The EDD also set up a customer call-back function where people who have waited more than 15 minutes in a queue can have the EDD call them back.
Plus, the EDD has its own chat bot known as "EDD Help" that can provide answers to some of the most commonly asked questions.
None of those suggestions worked for Sylva.
And since he lives in Tracy, he said he also reached out to state Assemblyman Carlos Villapudua but has not yet heard back.
Villapudua's Communications Director Ben Cheever said they had called Sylva on Friday to finally connect.
Cheever added that his office had a pretty good success rate of closing cases: To date, the assemblyman's district staff has been able to connect 990 constituents with the EDD and gotten their claims paid.
Sylva isn't the first person to use a bot for help.
And some fear that while they understand the desperate measures, the act of calling again and again might clog an already clogged system.

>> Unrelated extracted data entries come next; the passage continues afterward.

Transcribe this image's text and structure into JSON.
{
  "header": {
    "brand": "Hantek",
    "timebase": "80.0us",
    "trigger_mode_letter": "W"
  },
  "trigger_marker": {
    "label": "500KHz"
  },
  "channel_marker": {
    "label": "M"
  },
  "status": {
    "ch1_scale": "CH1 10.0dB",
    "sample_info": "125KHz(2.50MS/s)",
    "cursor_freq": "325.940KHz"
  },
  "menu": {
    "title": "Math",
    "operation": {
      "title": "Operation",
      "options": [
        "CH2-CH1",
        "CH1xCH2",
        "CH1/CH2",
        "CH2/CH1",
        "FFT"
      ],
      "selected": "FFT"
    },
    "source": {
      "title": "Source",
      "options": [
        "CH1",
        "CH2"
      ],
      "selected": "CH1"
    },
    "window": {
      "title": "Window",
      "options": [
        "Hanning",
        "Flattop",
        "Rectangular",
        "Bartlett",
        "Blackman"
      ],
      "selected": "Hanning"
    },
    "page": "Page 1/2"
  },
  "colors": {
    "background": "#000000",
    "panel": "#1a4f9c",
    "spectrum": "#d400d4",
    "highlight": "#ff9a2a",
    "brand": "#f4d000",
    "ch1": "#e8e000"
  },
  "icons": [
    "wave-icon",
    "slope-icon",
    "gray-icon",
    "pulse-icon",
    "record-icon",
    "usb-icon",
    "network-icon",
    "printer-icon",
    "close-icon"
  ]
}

Companies like Autodial and Claimyr have cropped up, offering to help people just like him make the tedious phone calls to the EDD.
Michael Bernick, the former director for the EDD who is now an attorney for Duane Morris in San Francisco, called what Sylva and others have done is a "tragedy of the commons."
"For each individual it makes sense, and I would probably counsel someone to do the same thing," he said. "But collectively, this is not a good idea."